The cases Maya cites, chiefly, Trach v. Fellin, 817 A.2d 1102, 1108 (Pa. Super. 2003), are not good law anymore. Once again, Maya ignores – and doesn’t even cite – a more recent by the Pennsylvania Supreme Court. Specifically, in Betz v. Pneumo Abex LLC, 44 A.3d 27 (Pa. 2012), the court considered the same argument for a “narrow” reading of Frye’s applicability and explicitly rejected it:
[T]his Court has recognized the influential nature of expert testimony on complex subjects, and the potential that distortions have to mislead laypersons. It would be naïve, in this regard, to assume that the possibility for distortion is limited to the very newest realms of science. We therefore agree with [defendants] that a reasonably broad meaning should be ascribed to the term “novel.” Furthermore, we conclude that a Frye hearing is warranted when a trial judge has articulable grounds to believe that an expert witness has not applied accepted scientific methodology in a conventional fashion in reaching his or her conclusions. We believe a narrower approach would unduly constrain trial courts in the appropriate exercise of their discretion in determining the admissibility of evidence.
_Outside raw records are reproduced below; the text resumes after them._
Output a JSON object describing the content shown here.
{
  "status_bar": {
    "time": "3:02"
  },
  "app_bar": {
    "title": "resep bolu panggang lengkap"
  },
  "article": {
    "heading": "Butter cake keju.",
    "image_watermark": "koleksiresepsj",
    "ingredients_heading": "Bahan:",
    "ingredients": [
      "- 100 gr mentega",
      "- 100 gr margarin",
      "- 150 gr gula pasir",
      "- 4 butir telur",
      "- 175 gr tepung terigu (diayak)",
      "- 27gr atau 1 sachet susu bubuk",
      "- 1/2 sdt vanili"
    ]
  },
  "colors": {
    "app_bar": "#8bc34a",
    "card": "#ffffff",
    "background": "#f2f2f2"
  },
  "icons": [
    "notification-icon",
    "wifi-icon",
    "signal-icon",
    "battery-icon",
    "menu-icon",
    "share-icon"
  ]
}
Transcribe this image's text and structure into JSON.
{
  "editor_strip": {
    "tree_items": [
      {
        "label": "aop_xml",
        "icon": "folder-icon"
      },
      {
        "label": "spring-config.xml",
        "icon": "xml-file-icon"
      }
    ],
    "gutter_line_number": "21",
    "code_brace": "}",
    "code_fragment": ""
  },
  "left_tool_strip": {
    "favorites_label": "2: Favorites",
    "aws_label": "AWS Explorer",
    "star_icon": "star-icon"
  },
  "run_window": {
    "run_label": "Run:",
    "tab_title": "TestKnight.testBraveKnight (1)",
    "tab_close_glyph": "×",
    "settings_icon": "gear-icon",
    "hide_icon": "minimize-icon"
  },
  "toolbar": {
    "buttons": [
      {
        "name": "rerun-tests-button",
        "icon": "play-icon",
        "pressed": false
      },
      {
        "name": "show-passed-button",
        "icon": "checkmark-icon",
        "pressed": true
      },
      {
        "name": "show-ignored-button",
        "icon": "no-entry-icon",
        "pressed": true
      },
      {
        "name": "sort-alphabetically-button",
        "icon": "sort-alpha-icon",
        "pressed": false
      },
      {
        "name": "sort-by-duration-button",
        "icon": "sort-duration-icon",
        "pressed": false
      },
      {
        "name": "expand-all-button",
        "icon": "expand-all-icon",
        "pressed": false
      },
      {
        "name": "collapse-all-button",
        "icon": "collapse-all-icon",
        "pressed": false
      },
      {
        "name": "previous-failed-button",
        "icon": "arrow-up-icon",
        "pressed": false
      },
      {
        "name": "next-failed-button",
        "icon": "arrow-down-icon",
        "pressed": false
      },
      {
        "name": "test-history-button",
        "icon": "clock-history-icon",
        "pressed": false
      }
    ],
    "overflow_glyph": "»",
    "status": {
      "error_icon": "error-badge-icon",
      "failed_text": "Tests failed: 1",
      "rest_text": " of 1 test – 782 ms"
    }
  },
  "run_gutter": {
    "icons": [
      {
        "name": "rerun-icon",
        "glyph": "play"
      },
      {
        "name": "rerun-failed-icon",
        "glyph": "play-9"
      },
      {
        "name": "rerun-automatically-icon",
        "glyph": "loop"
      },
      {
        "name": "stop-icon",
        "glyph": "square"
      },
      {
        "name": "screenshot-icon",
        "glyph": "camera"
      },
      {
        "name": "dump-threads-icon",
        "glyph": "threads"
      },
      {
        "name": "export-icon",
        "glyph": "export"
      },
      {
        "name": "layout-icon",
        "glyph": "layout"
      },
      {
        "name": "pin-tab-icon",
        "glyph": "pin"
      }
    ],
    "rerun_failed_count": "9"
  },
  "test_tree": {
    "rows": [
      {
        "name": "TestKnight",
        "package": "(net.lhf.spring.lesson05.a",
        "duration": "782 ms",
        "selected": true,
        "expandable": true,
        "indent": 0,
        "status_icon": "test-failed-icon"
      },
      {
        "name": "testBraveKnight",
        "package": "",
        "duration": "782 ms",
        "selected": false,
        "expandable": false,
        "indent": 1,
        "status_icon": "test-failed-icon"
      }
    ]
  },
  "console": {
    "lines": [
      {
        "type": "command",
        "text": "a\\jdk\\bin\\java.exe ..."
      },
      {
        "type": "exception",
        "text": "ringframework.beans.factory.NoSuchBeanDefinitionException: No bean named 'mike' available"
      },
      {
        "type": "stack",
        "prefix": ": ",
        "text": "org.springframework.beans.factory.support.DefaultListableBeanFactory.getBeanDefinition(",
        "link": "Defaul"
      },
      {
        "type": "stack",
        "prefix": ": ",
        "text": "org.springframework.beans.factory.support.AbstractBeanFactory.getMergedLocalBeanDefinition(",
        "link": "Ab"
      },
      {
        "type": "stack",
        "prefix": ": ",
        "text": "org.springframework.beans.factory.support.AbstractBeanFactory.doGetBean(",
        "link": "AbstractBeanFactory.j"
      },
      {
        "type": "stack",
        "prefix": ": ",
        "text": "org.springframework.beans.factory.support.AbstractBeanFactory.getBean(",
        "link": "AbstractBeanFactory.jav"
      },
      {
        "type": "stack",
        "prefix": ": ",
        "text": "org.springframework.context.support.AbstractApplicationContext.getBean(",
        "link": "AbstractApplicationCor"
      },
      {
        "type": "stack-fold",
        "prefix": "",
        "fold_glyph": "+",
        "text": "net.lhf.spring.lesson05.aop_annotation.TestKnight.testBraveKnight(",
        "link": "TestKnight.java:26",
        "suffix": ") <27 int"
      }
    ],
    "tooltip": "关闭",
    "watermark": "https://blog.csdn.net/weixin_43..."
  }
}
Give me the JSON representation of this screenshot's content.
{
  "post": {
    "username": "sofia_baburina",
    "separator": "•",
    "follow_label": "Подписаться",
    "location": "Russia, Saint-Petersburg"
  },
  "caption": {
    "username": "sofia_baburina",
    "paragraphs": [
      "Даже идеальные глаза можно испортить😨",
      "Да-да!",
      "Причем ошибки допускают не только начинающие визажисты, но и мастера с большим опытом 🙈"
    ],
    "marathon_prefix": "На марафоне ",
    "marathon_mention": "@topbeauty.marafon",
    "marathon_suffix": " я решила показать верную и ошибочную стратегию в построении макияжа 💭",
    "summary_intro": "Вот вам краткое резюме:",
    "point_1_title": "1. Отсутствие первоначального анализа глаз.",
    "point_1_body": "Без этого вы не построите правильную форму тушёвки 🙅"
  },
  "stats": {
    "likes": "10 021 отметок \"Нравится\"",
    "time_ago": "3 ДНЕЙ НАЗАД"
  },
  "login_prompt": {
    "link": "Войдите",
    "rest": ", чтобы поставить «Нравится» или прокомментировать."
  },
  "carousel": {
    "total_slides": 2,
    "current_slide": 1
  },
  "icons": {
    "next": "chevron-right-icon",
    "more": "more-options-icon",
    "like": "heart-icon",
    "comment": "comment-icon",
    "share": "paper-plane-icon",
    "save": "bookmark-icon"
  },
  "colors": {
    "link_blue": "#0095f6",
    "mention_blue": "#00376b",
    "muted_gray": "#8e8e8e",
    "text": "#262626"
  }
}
44 A.3d at 53 (citations omitted) (emphasis added). Thus the Pennsylvania Supreme Court has rejected the “narrow” reading of Frye exemplified by the Superior Court’s Trach decision. Once again Maya misstated controlling law, in this instance throwing into question its analysis of the defendant’s various challenges to the plaintiff’s numerous expert witnesses. That’s another uneasy thesis.
* * * *
So we have five uneasy theses, issues where Maya got it wrong and ignored controlling Pennsylvania precedent from either the Supreme or Superior Court. There are lots of other reasons to criticize Maya – failure to prove essential elements of various claims, the ins and outs of the plaintiffs’ experts, a variety of evidentiary rulings, permitting certain conduct by the plaintiffs’ counsel – but those other points are mostly case-specific and fact-sensitive (and reviewable only for abuse of discretion). But on the five issues we’ve discussed, we don’t see any ifs, ands, or buts, Maya just got the law wrong.